The village currently operates as a spa resort and wedding venue. The sale is being arranged by Lisney Sotheby’s International Realty.
Lyons was originally a milling village that was built beside the Grand Canal. In 1962, the estate was bought by University College Dublin’s veterinary faculty, which used the farmland for student education, but the cut-stone buildings in the village were unused.
The flour mill was destroyed by fire in 1904.
“The village at that point was in a state of complete disrepair,” said David Byrne, managing director of Lisney Sotheby’s International Realty. “It became Tony Ryan’s life’s passion to restore the village.”
“We’re selling the private estate village to an individual,” he added. “It can be a flagship leisure destination, a creative retreat – or for someone looking for a long-term heritage investment.”
The village was last sold in 2016, for a reported €6m
He said it is expected that the purchaser will be an international one.
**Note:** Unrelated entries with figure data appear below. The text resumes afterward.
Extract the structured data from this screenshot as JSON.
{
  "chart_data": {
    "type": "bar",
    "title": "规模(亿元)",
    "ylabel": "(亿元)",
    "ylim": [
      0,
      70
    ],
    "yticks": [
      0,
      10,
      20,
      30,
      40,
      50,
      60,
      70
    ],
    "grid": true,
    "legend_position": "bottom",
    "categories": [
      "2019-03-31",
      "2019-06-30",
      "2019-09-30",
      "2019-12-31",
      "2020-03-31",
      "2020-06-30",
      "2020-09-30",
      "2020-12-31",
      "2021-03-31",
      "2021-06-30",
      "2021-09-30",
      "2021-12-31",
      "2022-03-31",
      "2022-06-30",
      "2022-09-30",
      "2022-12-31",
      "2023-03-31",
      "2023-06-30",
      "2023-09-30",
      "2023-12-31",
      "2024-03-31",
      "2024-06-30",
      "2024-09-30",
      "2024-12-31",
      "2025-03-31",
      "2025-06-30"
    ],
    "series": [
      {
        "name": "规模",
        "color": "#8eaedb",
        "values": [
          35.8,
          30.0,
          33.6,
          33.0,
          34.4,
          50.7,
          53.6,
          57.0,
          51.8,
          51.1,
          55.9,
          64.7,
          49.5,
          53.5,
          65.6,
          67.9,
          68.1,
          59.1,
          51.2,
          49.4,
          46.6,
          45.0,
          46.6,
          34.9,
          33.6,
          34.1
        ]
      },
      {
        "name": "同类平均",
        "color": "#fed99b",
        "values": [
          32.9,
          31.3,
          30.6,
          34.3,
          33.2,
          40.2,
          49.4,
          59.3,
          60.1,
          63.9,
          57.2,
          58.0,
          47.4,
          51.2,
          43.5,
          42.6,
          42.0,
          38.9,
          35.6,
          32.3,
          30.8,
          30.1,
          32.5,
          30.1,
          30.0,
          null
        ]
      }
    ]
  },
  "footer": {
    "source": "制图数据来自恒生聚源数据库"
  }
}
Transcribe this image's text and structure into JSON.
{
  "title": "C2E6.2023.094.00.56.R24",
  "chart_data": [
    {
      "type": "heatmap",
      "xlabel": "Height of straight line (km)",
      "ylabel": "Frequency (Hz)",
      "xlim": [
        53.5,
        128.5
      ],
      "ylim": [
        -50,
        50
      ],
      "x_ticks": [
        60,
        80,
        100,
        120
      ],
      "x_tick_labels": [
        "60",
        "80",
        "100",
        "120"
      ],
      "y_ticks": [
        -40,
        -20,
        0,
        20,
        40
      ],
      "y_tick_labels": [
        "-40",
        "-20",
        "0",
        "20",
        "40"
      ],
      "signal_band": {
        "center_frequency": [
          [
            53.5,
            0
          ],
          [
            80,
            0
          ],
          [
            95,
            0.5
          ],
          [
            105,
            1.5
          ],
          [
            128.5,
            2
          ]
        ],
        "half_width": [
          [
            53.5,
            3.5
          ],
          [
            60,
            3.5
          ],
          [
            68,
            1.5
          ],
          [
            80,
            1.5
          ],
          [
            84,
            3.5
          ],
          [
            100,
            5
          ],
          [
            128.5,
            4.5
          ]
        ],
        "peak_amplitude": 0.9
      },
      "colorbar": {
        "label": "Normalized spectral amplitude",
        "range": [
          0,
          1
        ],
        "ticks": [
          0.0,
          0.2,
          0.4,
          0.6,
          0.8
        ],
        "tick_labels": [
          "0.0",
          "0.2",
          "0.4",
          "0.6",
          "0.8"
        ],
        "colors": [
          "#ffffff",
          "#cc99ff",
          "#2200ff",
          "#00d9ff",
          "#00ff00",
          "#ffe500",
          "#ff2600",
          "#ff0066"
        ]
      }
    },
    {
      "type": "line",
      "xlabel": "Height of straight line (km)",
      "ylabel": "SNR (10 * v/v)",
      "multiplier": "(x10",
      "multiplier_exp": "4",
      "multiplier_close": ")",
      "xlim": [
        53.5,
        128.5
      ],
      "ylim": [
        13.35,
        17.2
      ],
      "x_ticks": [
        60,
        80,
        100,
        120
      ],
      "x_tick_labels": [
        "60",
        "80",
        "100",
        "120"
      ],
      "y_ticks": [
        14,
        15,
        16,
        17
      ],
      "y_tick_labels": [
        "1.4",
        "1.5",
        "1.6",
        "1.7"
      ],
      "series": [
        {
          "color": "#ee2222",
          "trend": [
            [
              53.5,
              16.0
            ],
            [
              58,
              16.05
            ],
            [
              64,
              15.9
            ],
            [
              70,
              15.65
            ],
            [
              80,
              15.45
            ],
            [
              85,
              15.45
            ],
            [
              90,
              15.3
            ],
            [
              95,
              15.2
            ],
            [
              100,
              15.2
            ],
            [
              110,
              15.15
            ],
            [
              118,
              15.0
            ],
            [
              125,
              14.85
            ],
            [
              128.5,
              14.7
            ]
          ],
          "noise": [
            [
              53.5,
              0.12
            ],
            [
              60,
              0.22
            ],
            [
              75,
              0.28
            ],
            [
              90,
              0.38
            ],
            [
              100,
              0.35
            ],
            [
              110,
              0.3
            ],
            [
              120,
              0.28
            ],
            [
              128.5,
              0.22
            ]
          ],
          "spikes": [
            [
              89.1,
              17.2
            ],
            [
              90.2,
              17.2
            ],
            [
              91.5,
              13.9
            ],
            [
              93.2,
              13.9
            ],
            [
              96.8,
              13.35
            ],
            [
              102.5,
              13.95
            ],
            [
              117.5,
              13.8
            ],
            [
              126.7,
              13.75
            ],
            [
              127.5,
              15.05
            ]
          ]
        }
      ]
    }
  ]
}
The estate includes 12 cottages and apartments, most with two bedrooms, and four lodges with five or more bedrooms, giving a total of 47 bedrooms.
There is a dining hall that seats 120 people, an event space, bar, club room and coffee shop. There is also a garden room, a spa, a Victorian-style conservatory and landscaped gardens.
“The village at Lyons sits beside Lyons Hill, an early medieval royal site that was the home of the Kings of Leinster from about 760AD,” the Lisney Sotheby sales notice says.
“Originally developed in the 18th and 19th centuries as a thriving canal-side milling village, the buildings that form today’s 20-acre estate evolved into a village in the 1820s, which had the Jolly Angler Inn, a police barracks, a lock yard, a Church of Ireland school and a towering four-storey watermill.

The restored former milling village of Lyons, near Celbridge, Co Kildare
“The flour mill was run by Joseph P Shackleton, a relative of the famous Antarctic explorer Ernest Shackleton.”
The auctioneers say opportunities to buy a complete historic village “are almost unheard of”.
Tony Ryan left the Lyons Demesne to his wife after his death in 2007, and it was valued at €60m when it came up for sale in 2009.
Finding a buyer during the financial crash proved impossible, and the asking price was cut to €25m in 2012. It was taken off the market by the Ryan family two years later, and remains in the ownership of Tony’s son, Shane.
The village was offered for sale in 2014 by Declan Ryan, Tony’s son, through Colliers International. It was bought in 2016 by financier Barry O’Callaghan, owner of the Cliff House Hotel in Waterford, for a reported €6m.
Writing about the restoration of the village in his book Aer Dogs, journalist Tom Lyons said “no expense” was spared by Tony Ryan, who “installed a 400-year-old fireplace from France, and a model of a plane he owned was hung over a fine wooden bar.
“Ryan also restored a tiny parish church dedicated to the Blessed Virgin Mary, which was to become his final resting place after he died.”